The IETF and ITU standards bodies are sparring over a set of MPLS specifications that some say could lead to massive interoperability issues
for service providers if left unchanged.
The Internet Engineering Task Force (IETF) is at odds with the International Telecommunication Union (ITU) over a special transport network architecture the ITU’s Telecommunication Standardization Sector (ITU-T) is developing to allow Multiprotocol Label Switching (MPLS) traffic to run over an Ethernet backbone. Among the network equipment vendors that have been contributing to the development are Alcatel-Lucent, Ericsson, Fujitsu and Tellabs.
The problem, according to the IETF, is that the ITU’s Transport-MPLS (T-MPLS) specification will not work with the billions of dollars in routers and switches that carriers have installed in recent years based on the IETF’s MPLS standards.

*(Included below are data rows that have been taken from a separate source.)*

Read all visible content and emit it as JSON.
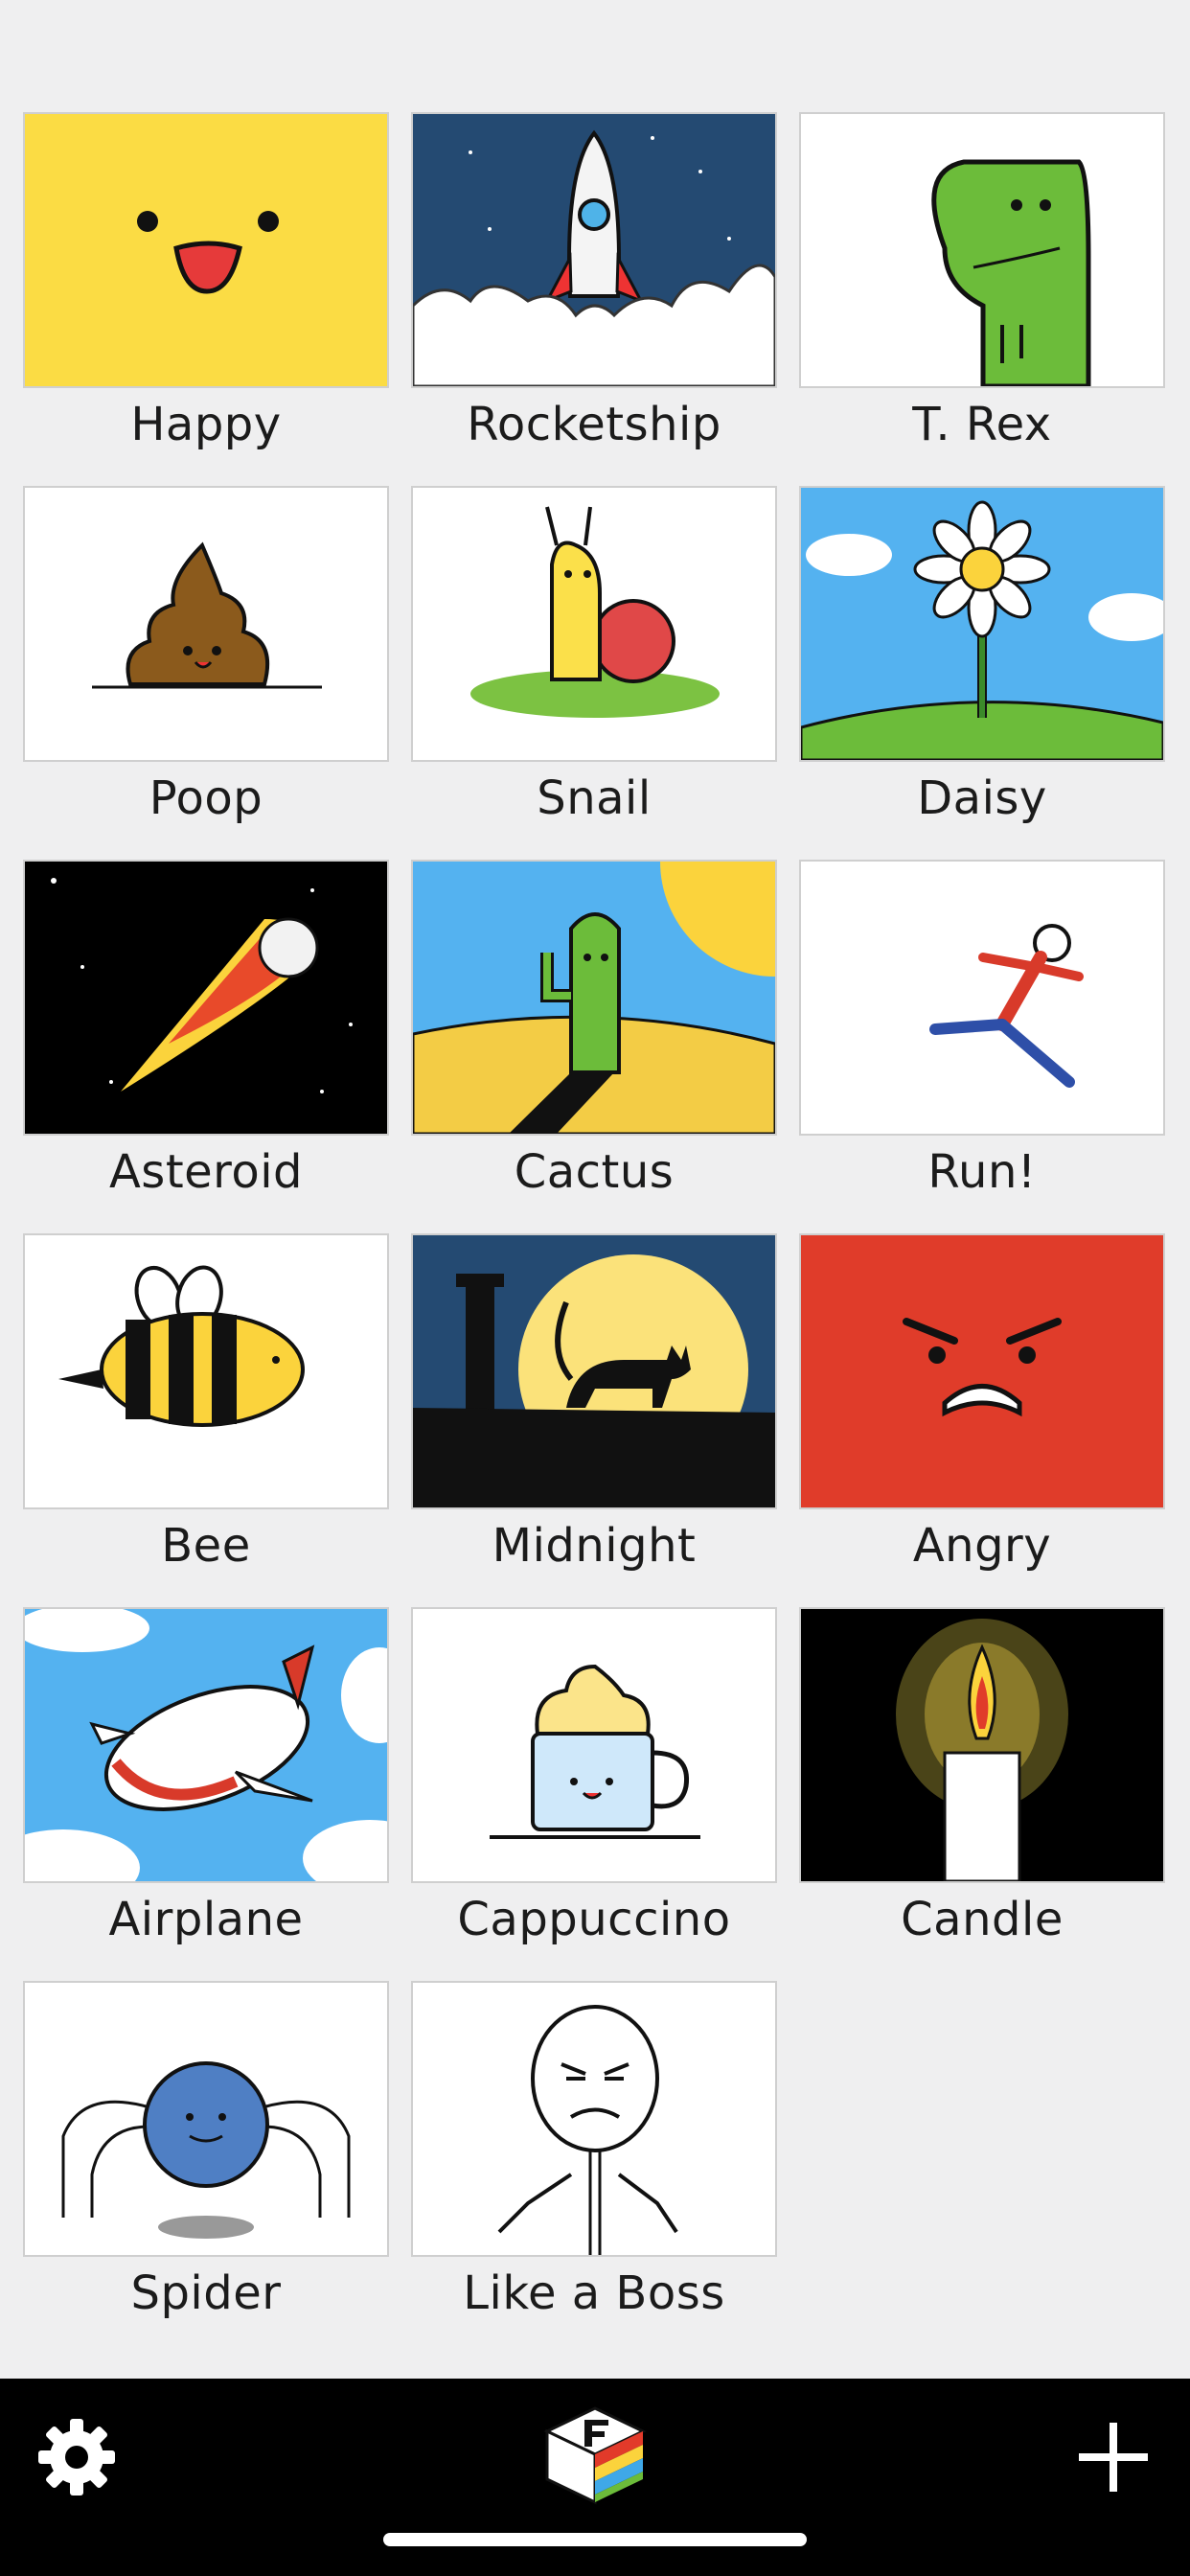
{
  "drawings": [
    {
      "title": "Happy",
      "icon": "happy-face-icon"
    },
    {
      "title": "Rocketship",
      "icon": "rocket-icon"
    },
    {
      "title": "T. Rex",
      "icon": "dinosaur-icon"
    },
    {
      "title": "Poop",
      "icon": "poop-icon"
    },
    {
      "title": "Snail",
      "icon": "snail-icon"
    },
    {
      "title": "Daisy",
      "icon": "flower-icon"
    },
    {
      "title": "Asteroid",
      "icon": "asteroid-icon"
    },
    {
      "title": "Cactus",
      "icon": "cactus-icon"
    },
    {
      "title": "Run!",
      "icon": "runner-icon"
    },
    {
      "title": "Bee",
      "icon": "bee-icon"
    },
    {
      "title": "Midnight",
      "icon": "cat-moon-icon"
    },
    {
      "title": "Angry",
      "icon": "angry-face-icon"
    },
    {
      "title": "Airplane",
      "icon": "airplane-icon"
    },
    {
      "title": "Cappuccino",
      "icon": "coffee-cup-icon"
    },
    {
      "title": "Candle",
      "icon": "candle-icon"
    },
    {
      "title": "Spider",
      "icon": "spider-icon"
    },
    {
      "title": "Like a Boss",
      "icon": "rage-face-icon"
    }
  ],
  "toolbar": {
    "settings_icon": "gear-icon",
    "app_logo_icon": "flipbook-logo-icon",
    "new_icon": "plus-icon"
  },
  "colors": {
    "background": "#efeff0",
    "tabbar": "#000000",
    "label_text": "#1b1b1b"
  }
}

"The situation is catastrophic," says Stewart Bryant, IETF liaison to the ITU-T on MPLS issues and a technical leader at Cisco. "There’s a fundamental opportunity for a major train wreck" between the IETF's MPLS and the ITU-T’s T-MPLS.
Bryant says the problem is that T-MPLS uses the same EtherType as MPLS, which will lead to confusion in operational networks. An EtherType is a field in the Ethernet network standard that indicates which protocol is being transported.
"If you think about a piece of network equipment, it looks at the EtherType and that tells it how to process the packet. The EtherType is the same for MPLS and T-MPLS, so we are extremely unhappy about that. T-MPLS should use a different EtherType, ideally called T-MPLS so there is absolutely zero confusion in dealing with T-MPLS or MPLS traffic," Bryant explains.
"Our concern is that there should be absolutely nothing designed, implemented or specified that risks the deployed base of MPLS equipment," Bryant adds.